El panorama futbolístico de aquellos años era más bien gris, por lo que la propuesta brasileña pronto sedujo a la mayoría de aficionados de todo el mundo. En España, la Real Sociedad había roto la hegemonía de Real Madrid y F. C. Barcelona con un estilo efectivo pero conservador. Sus jugadores eran la base de la Selección Española, que en los amistosos de preparación había despertado muchas dudas en sus prestaciones, lamentablemente confirmadas en el tránsito mundialista. A nivel internacional, el Aston Villa fue el sorprendente campeón de Europa; casi nadie recuerda ningún jugador de aquel equipo. Alemania era el vigente campeón continental pero la baja de Schuster -la pieza más talentosa junto al Balón de Oro Rummenigge- restaba aliciente a su juego, alejado ya del esplendor de los setenta.

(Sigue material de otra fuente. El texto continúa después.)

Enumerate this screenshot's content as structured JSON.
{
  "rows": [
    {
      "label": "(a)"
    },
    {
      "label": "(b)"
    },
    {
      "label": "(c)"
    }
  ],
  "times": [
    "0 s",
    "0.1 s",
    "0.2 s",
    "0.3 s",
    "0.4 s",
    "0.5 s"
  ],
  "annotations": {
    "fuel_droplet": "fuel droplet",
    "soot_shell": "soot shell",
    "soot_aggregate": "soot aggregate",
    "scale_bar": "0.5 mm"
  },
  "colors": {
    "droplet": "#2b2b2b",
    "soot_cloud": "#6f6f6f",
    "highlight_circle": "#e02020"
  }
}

Tan sólo Argentina -la fulgurante aparición de Maradona, secundado por Ramón Díaz, disimulaba la decadencia de los Kempes, Ardiles o Bertoni-, la Francia de Platini -que había apuntado buenas maneras en el Mundial’78 pese a caer en la primera fase- y Bélgica -la vigente subcampeona de Europa disfrutaba de su mejor generación de jugadores- parecían apostar por el espectáculo. A la postre, los franceses fueron los que, en una trayectoria ascendente, confirmaron las expectativas y sólo el panzer alemán y un mal arbitraje les privaron de estar en la final del Bernabéu.
Parábolas de la vida y de la suculenta lira, algunos miembros de aquella extraordinaria generación de futbolistas brasileños aterrizó poco después en el Calcio, con distinta suerte. Unos pocos volvieron con su selección al Mundial de México’86, también con Telé Santana en el banquillo. Pero ya nada fue igual. Excepto que el destino quiso que el mejor partido de aquel Mundial tuviera de nuevo a Brasil como coprotagonista, en los cuartos de final, esta vez contra Francia. Fueron los galos -con un estilo inspirado en el fútbol asociativo brasileño gracias al talento de Platini, Giresse y Tigana- los que eliminaron a la canarinha en la tanda de penaltis.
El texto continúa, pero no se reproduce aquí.